# Reputable breeder with hunting line in western canada?



## K9-Design (Jan 18, 2009)

Zaniri is in BC! If that's too far they may be able to refer you...
Also my friend Jill Brown in Calgary is breeding her Gaylans girl in the next few days....I don't have her email though, sorry...


----------



## nolefan (Nov 6, 2009)

Here is a link that you might check. Retriever Training Forum. You will want to confirm that all clearances are done - eyes, elbows, hips and heart by a cardiologist. Classifieds - Golden Puppies

You could also try posting for a referral there.


----------



## Laurie (Sep 20, 2009)

You can check out Charmlee Goldens in Saskatchewan. I know Lianne has a litter on the ground and think they are all spoken for but you could double check.

index

Also check with Smoke N Gold in Saskatchewan as well. 

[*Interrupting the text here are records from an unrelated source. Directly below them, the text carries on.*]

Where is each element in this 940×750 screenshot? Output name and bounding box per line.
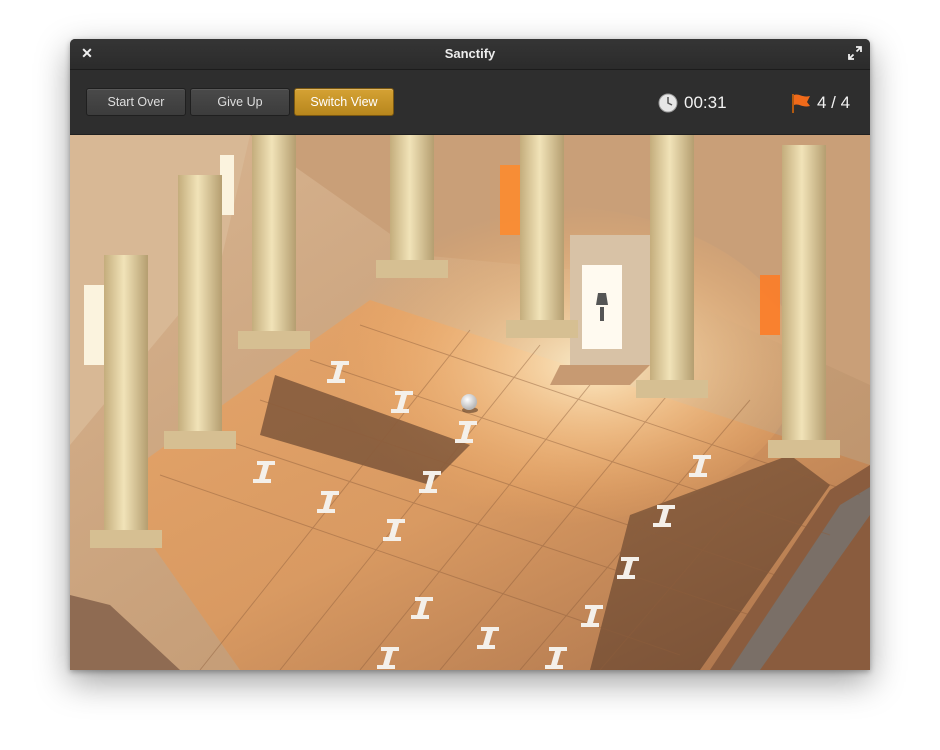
title-bar: ✕ Sanctify — [70, 39, 870, 70]
game-window: ✕ Sanctify Start Over Give Up Switch Vie… — [70, 39, 870, 670]
game-board[interactable] — [70, 135, 870, 670]
timer: 00:31 — [658, 92, 727, 114]
timer-value: 00:31 — [684, 93, 727, 112]
flag-icon — [792, 94, 810, 113]
switch-view-button[interactable]: Switch View — [294, 88, 394, 116]
start-over-button[interactable]: Start Over — [86, 88, 186, 116]
player-piece[interactable] — [461, 394, 477, 410]
maximize-button[interactable] — [848, 46, 862, 60]
flag-counter: 4 / 4 — [790, 92, 850, 114]
flag-count-value: 4 / 4 — [817, 93, 851, 112]
give-up-button[interactable]: Give Up — [190, 88, 290, 116]
toolbar: Start Over Give Up Switch View 00:31 4 /… — [70, 70, 870, 135]
clock-icon — [658, 93, 678, 113]
window-title: Sanctify — [444, 46, 496, 61]
maximize-icon — [848, 46, 862, 60]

Smoke 'NGold Retrievers, Golden retrievers, Sask, Saskatchewan, breed, breeder, retrieve, retriever, dog, puppies hunt, litter, agility, kennel, puppies for sale

I'm not familiar with any field breeders in Alberta..sorry.


----------



## sterregold (Dec 9, 2009)

Also check out Heads Up kennels, Rio Ranch, TNT , Gold'n'guns, and Bulrush, as well as Zaniri and the others which have already been mentioned. Bulrush, TNT and Heads Up are pretty much pure field lines, and Zaniri and Rio Ranch both use blended pedigrees. Ram River was also in the west, but I am not sure that they are breeding any more.


----------